As with other Casio digicams, the QV-R3 and QV-R4 also feature the BestShot mode. There are 33 different "scenes" that you can select from the menu, pick the one that best suits your current shooting requirement. These scenes are illustrated by a sample image on the color LCD to help you chose the right one. Select from: portrait, scenery, portrait w/scenery, coupling shot, pre-shot, closeup portrait, 3/4 portrait, double portrait, children, candlelight portrait, party, pet, floral closeup, floral field, natural green, autumn leaves, flowing water, splashing water, buildings, city street, blue sky, white sand beach, sundown, night scene, night scene portrait, fireworks, food, text, collection or create your own. These BestShot scenes set all the necessary exposure modes, filters and shutter speed or aperture values to insure the best possible picture.
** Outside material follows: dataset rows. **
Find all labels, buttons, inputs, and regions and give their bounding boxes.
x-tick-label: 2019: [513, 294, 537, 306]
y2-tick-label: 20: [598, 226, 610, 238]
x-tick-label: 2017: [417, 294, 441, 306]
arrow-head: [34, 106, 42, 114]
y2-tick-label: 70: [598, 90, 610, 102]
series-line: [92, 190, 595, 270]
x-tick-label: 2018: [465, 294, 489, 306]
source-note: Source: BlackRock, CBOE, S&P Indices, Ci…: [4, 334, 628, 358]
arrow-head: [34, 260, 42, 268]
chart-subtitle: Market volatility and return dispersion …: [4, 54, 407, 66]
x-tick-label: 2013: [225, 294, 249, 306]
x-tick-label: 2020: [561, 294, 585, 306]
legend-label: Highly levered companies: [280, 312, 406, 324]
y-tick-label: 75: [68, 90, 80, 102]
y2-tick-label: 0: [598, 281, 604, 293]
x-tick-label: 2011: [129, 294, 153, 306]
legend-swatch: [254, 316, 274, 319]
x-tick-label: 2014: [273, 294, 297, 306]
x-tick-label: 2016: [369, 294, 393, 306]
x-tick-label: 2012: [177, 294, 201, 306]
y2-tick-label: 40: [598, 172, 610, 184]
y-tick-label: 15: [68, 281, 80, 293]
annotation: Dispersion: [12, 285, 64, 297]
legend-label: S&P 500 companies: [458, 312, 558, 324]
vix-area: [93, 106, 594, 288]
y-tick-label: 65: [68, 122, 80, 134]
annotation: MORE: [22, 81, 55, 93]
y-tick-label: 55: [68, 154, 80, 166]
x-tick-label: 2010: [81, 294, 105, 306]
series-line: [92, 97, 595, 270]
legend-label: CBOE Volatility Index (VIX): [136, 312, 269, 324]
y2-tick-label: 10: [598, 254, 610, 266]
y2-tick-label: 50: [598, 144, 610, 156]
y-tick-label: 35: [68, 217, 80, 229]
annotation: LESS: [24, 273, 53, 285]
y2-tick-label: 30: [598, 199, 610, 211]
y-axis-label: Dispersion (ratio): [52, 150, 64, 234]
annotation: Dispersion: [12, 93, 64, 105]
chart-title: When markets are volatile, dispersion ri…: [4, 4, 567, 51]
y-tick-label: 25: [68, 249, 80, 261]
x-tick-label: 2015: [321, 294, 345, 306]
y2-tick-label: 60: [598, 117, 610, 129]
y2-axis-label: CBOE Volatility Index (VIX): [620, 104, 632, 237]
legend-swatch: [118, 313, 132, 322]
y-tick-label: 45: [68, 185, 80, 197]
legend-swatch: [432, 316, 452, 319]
You can alter the way your images look using the adjustable sharpness, contrast and saturation controls. Special color effects can be added using the color filters to enhance red, green, blue, yellow, pink or purple. And you can shoot in B&W or Sepia mode for that special "old time" look. There is also an general enhancement mode for red, green blue or flesh tones. If you need to shoot a time-lapse scene it's no problem, just turn the Mode Dial to the Interval mode and select the desired number of shots and the delay time between them. Needless to say this mode is best implemented with a tripod and optional AC power supply. Full motion video clips in 320x240 resolution can be recorded up to 30 seconds in duration. There is no sound as the camera lacks a microphone.

Another feature unique to Casio digicams is the ability to build HTML-based slide shows and albums right in the camera. You just copy the entire ALBUM folder to your hard drive and then load the INDEX.HTML page with you favorite browser to view your photos. This folder and images can also be placed on your website and accessed by your friends, it's a very useful feature. One feature that is sadly lacking is a Video Out capability so you can plug your camera into a TV set. I don't know why all of the sudden this is being left off some of the new cameras that we've reviewed lately. It's really handy when you're on vacation and sitting around your hotel room. Jack the camera into the TV set, most all of them have accessible Video In port for digicams and camcorders, and watch your pictures on the BIG screen. Please bring this feature back ... many of us use it frequently.

The bottom line on the QV-R4 is good image quality and that's what we want out of any digicam. It's small and built like a tank thanks to the highly durable stainless steel body so you can take it along with you wherever you go. It's priced well against the competition and if you don't need 4-megapixels of resolution then take a look at its 3- megapixel sibling the Casio QV-R3 for $100 less. Either one of these cameras will serve you well and they also make great gifts, something to keep in mind with the holiday season rapidly approaching. Who says that good things don't come in small packages?